After living in Auburn for several years, the couple invested in property on Sugarloaf Mountain, and Mark began building homes there (many of which they lived in for a period of time), including four in the golf course development, where their new house is located. Sugarloaf ’s laidback vibe and welcoming community are a few of the reasons the Fourniers decided to settle here full time. “We’ve skied at a lot of places in Maine over the years,” he says, “but when we would come here, it was different. We all had one thing in common: the mountain, the feeling only it can give you.”
Like most people who live in the Valley year-round, Mark and Venise wear many hats.
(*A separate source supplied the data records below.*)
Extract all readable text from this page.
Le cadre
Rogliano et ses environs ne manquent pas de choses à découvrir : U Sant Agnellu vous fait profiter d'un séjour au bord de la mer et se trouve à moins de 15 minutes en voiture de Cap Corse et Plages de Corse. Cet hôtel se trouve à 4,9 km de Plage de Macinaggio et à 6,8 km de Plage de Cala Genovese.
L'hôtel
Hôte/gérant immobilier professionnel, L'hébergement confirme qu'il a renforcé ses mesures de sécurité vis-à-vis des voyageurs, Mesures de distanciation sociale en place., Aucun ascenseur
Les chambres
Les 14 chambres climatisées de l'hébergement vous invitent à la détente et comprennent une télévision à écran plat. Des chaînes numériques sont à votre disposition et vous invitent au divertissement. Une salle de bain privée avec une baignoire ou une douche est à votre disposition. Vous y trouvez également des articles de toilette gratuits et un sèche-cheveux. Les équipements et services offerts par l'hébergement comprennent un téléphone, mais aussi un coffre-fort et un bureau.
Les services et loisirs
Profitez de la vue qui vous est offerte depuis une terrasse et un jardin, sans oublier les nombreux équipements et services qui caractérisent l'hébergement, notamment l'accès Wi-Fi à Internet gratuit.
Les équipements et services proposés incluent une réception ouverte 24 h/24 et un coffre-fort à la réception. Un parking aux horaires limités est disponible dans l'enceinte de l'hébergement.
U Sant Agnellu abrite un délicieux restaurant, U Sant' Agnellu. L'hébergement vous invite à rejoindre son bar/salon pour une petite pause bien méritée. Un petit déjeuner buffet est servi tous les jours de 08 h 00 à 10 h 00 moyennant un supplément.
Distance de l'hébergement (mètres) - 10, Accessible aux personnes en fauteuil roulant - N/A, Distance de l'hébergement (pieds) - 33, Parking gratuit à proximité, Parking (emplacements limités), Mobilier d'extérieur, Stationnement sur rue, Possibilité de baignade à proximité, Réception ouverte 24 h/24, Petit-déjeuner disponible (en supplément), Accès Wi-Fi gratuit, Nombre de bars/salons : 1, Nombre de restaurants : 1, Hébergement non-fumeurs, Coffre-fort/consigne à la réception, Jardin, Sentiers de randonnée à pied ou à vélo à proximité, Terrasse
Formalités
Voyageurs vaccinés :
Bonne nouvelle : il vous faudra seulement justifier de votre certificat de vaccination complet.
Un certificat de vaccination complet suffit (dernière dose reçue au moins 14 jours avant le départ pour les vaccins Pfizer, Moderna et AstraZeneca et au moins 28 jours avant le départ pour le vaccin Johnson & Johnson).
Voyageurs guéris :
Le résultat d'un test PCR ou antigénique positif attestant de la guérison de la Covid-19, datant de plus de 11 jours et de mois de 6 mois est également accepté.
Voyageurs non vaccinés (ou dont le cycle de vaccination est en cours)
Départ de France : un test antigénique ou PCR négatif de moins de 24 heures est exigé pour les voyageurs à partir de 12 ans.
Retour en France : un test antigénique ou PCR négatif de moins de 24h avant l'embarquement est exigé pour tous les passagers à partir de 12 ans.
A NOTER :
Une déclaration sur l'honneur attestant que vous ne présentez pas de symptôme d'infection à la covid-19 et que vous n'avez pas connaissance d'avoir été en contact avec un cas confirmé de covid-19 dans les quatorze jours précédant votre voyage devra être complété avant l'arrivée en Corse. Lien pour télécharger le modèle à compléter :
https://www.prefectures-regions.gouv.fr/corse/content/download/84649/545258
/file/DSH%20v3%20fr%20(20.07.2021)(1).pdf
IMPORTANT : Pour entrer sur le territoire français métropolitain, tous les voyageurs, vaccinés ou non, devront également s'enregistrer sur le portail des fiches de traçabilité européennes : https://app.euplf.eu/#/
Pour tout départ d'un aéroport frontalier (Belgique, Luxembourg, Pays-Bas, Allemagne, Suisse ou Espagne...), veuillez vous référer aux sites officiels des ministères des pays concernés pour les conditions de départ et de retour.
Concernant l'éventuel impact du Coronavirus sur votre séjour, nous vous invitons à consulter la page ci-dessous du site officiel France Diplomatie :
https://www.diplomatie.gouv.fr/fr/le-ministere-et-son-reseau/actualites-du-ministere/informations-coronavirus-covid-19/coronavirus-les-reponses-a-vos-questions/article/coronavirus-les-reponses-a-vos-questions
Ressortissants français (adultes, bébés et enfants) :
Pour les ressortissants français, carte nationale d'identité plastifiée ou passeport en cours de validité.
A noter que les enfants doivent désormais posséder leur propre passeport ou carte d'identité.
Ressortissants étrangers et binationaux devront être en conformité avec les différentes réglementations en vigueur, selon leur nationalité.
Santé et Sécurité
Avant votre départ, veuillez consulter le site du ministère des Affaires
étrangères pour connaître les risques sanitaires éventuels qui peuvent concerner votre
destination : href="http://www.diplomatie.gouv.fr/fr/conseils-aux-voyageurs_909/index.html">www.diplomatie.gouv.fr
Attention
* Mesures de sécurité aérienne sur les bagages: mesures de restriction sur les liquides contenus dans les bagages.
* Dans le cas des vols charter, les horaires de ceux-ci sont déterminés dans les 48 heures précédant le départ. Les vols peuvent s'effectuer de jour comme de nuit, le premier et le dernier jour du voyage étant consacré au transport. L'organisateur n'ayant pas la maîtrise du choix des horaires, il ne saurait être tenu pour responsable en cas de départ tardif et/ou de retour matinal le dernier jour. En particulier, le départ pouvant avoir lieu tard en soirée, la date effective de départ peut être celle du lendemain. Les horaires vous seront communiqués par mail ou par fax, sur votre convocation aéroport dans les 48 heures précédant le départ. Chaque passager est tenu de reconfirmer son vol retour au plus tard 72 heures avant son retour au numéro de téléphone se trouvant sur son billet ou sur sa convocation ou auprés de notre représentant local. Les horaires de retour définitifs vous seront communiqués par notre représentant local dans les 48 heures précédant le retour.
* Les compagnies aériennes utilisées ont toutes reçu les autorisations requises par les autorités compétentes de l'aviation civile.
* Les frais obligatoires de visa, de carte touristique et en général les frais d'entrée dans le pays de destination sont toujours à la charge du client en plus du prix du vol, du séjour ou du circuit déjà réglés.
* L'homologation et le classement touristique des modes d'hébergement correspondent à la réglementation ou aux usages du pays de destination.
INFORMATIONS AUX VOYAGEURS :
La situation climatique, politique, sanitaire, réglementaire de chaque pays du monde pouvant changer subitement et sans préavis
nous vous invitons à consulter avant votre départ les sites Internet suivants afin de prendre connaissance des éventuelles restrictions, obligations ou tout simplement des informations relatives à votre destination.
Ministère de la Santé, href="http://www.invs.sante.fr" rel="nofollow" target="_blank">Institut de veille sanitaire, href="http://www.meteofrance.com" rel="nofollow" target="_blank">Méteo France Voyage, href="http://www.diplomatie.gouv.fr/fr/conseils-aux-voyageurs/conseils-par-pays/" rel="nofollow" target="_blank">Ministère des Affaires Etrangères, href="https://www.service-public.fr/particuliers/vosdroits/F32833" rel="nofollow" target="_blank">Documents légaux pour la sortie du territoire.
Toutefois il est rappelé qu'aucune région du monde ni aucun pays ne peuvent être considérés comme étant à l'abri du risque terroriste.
Mark does everything from drainage, stonework, hardscape, and landscaping to serving as general contractor on bigger projects, like the new Adaptive Outdoor Education Center lodge. In the winter, when construction work is slow, he operates a snowcat on the mountain. Venise, the human resources specialist and bookkeeper at Carrabassett Valley Academy, is also on the boards of the Carrabassett Valley Public Library and the Sugarloaf Mountain Ski Club. “People who live here are very hard working. The waitress who served you last night may also be an ed tech at the local school and in her free time work as an ambassador for the mountain. It’s amazing.”
The resort and town have also invested in making this area a year-round destination, creating a mountain bike trail network as well as a 20,000-square-foot Anti-Gravity Complex with a climbing wall, trampolines, and an indoor skate park. And the Outpost, located in Sugarloaf ’s Village, offers ziplining, Segway tours, chairlift rides, and paddleboard, canoe, and kayak rentals. “It used to be that everybody boarded up their homes in the spring and they’d let their lawns grow all summer long and you wouldn’t see them until Homecoming in October. But that’s really changed since we’ve been up here,” says Mark.
With their kids mostly grown now—Hannah, 22, attends Husson University in Bangor for occupational therapy; Noah, 20, is a sophomore at University of Maine studying mechanical engineering; and Elijah, 13, is in seventh grade at Stratton School in Eustis, where he is on the soccer, baseball, basketball, and ski teams—Mark and Venise enjoy having a place everyone can return to. “Our dream is that they’ll come home here with their own kids someday,” says Venise.
These days, Mark and Venise still love to downhill ski but find themselves spending more time on the Narrow Gauge and Outdoor Center trails hiking with their two dogs, Bo and Otis. In the winter, when it gets dark early, they strap on their headlamps and do the trails on snowshoes or cross-country skis (Mark has recently started skinning— sticking synthetic skins to the bottom of skis and climbing up ski trails—as well). “To live up here and not go outside and be active would be hard,” says Mark. “It’s so in-your-face.”
In Venise and Mark’s faces is the glow of people in tune with their bodies, who are active under the sun, in the wind, on the snow, who know the high of fresh air filling lungs and blood pumping. There’s a joy about them—a lightness of spirit—that could just be the best motivation to get outside you’ll ever find. That’s because to the Fourniers, being outdoors is not something they do, it’s something they are. Together.